In a corporate blog post, Andy Jassy, CEO of Amazon, said there will be more role reductions as its annual planning process continues into early 2023.

“This year’s review is more difficult due to the fact that the economy remains in a challenging spot and we’ve hired rapidly the last several years,” Jassy said in the blog post. “We haven’t concluded yet exactly how many other roles will be impacted (we know that there will be reductions in our stores and PXT organizations), but each leader will communicate to their respective teams when we have the details nailed down.”

Jassy said the company will notify affected employees and departments ahead of any public layoff announcements. Amazon will try to place laid off workers in other roles within the company, and provide packages that include a separation payment, transitional health insurance benefits, and external job placement support for employees that cannot be internally placed.

Previous media reports indicated Amazon was preparing to begin eliminating 10,000 corporate and technology roles, starting this week. The jobs that will be cut are said to primarily in the areas of devices, retail, and HR.

Although Amazon has not made a final selection of the exact number of jobs it will eliminate, a reduction of 10,000 workers would represent the largest layoff in company history, totaling less than 1% of the e-tail giant’s total worldwide workforce and about 3% of its corporate staff.

Despite the announcement of impending job cuts, Jassy struck an optimistic tone in the conclusion of the blog post.

“Amazon has weathered uncertainty and difficult economies in the past, and we will continue to do so,” said Jassy. “We have big opportunities ahead, both in our more established businesses like stores, advertising, and Amazon Web Services, but also in our newer initiatives that we’ve been working on for a number of years and have conviction in pursuing (e.g. Prime Video, Alexa, Kuiper, Zoox, and healthcare).”

Amazon takes a corporate hiring break

These layoffs follow a recently announced hiatus in corporate hiring. The company said it still intends to hire a “meaningful number of people” in 2023.
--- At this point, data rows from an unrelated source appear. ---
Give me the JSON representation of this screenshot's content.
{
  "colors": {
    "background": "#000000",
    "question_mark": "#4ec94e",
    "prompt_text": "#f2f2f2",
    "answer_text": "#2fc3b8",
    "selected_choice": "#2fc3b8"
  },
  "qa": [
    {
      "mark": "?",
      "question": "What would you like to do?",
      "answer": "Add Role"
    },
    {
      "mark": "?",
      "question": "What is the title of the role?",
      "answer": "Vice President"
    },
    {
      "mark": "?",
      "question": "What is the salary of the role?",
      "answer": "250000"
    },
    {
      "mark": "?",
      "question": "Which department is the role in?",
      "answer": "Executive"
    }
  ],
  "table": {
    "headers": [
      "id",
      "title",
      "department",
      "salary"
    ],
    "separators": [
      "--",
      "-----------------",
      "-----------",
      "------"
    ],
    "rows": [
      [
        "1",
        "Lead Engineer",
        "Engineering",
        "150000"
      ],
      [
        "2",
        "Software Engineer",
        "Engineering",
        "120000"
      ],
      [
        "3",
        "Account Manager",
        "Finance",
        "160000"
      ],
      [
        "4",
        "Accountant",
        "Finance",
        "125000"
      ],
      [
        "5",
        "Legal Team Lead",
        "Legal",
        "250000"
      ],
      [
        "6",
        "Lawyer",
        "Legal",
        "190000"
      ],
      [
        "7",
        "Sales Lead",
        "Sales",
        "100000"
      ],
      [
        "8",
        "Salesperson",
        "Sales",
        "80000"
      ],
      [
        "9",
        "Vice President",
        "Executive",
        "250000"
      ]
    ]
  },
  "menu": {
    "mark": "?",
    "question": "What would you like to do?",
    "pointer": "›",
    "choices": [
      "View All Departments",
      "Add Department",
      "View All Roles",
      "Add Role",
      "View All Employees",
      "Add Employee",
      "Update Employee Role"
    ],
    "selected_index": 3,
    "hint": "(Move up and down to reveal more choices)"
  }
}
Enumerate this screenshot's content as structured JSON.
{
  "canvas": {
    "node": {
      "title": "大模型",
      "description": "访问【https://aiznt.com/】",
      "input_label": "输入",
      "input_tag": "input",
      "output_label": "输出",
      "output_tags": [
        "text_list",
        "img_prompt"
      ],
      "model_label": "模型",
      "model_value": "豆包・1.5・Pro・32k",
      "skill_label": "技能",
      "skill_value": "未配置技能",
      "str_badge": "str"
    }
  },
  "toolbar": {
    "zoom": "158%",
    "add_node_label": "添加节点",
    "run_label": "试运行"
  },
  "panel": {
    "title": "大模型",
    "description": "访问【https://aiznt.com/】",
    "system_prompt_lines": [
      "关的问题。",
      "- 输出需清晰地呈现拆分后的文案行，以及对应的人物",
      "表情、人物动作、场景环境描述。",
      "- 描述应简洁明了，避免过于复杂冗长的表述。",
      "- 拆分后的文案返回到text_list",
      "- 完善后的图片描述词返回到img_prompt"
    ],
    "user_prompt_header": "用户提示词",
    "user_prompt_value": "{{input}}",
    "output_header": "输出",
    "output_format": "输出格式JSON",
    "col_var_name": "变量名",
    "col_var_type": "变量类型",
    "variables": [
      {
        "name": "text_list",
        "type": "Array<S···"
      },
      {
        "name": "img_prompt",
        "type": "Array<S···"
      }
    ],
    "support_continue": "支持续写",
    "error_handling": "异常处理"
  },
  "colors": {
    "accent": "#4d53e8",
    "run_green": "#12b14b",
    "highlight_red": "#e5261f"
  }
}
Amazon went on a major hiring spree in Sept. 2021, when it was still achieving record-breaking results from increased online shopping by consumers homebound due to the COVID-19 pandemic. The retailer hired more than 450,000 people in the U.S. between the beginning of the pandemic in March 2020 and September 2021, becoming the largest job creator in the U.S. in the process.

[Read more: Amazon in hiring blitz; giving bonus to hires who show proof of vaccination]

However, the company reported a net loss of $2 billion, or $0.20 per share, for the second quarter ended June 30, 2022, compared with net income of $7.8 billion, or $0.76 per diluted share, in the year-earlier period. 

During the second quarter, Amazon reduced its headcount by about 100,000 employees, and at that time Jassy said the company would scale back operations as the sales boom it experienced during the COVID-19 pandemic cooled.